Elic menatap sekelilingnya, rumah kumuh itu banyak sobekan terpal yang menutupi lubang-lubang pada dindingnya, dan tempat tidur yang sekedar beralaskan kasur tipis. "Bagaimana mereka sanggup bertahan di tempat seperti ini?" Gumam Elic dalam hatinya. Elic tak tega melihat keadaan mereka. Penghasilan mereka tak sebanding dengan usaha mereka. Selama ini, ia hidup dalam kemewahan, dikelilingi oleh orang-orang yang menyayanginya, sementara mereka yang telah kehilangan orang tua harus berjuang untuk bertahan hidup dalam kesulitan. "Maaf, sudah berapa lama kalian tinggal disini?" Tanya Elic.
Liana terkejut mendengarnya, pandangannya sontak beralih pada gadis bangsawan itu. "K-kami..., kami sudah tinggal di sini hampir 2 tahun," jawab Liana dengan sedikit gagap.
"Dua tahun?!" terkejut Elic mendengarnya. "Kalian berempat tinggal dalam rumah kumuh ini selama hampir 2 tahun? Maaf, bukan bermaksud menghina rumah kalian, tapi tinggal di tempat seperti ini selama itu dengan penghasilan yang minim..." Elic terdiam sejenak, matanya dengan penuh kelembutan memandang keempat gadis di depannya. Hal ini memang terdengar biasa bagi mereka, tapi tidak bagi Elic yang semua kebutuhannya terpenuhi di istana.

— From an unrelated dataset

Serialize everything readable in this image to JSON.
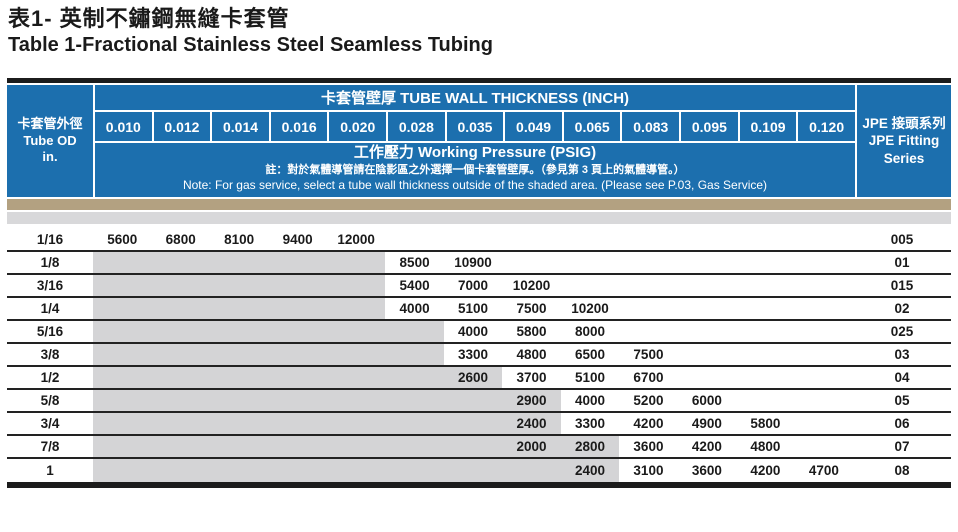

Liana tersenyum mendengarnya. "Terimakasih, Elic! Aku tidak menyangka ada bangsawan yang sudih bergabung dengan kami, padahal banyak tempat bagus disekitar sini yang bisa anda datangi."
Hana lalu berjalan mendekatinya. "Mendiang ayah Liana adalah pedagang. Kami belajar banyak darinya, sehingga kami pun tahu dasar-dasar dari bisnis."
"Kami mampu melakukan ini, karena ilmu yang kami dapat dari ayahnya," sambung Bella sambil berjalan mendekat.
"Walau penghasilan kita sedikit, bukan berarti kami tidak akan bahagia, benar kan?" sambung Nia yang tersenyum.
Elic saat itu tersenyum lembut melihat mereka. Tiba-tiba, tiga orang pria tak dikenal masuk. "Ternyata ada cukup banyak ya," ucap salah satu dari mereka tersenyum melihat lima gadis di depannya. "Seret mereka semua!" perintahnya dengan lantang.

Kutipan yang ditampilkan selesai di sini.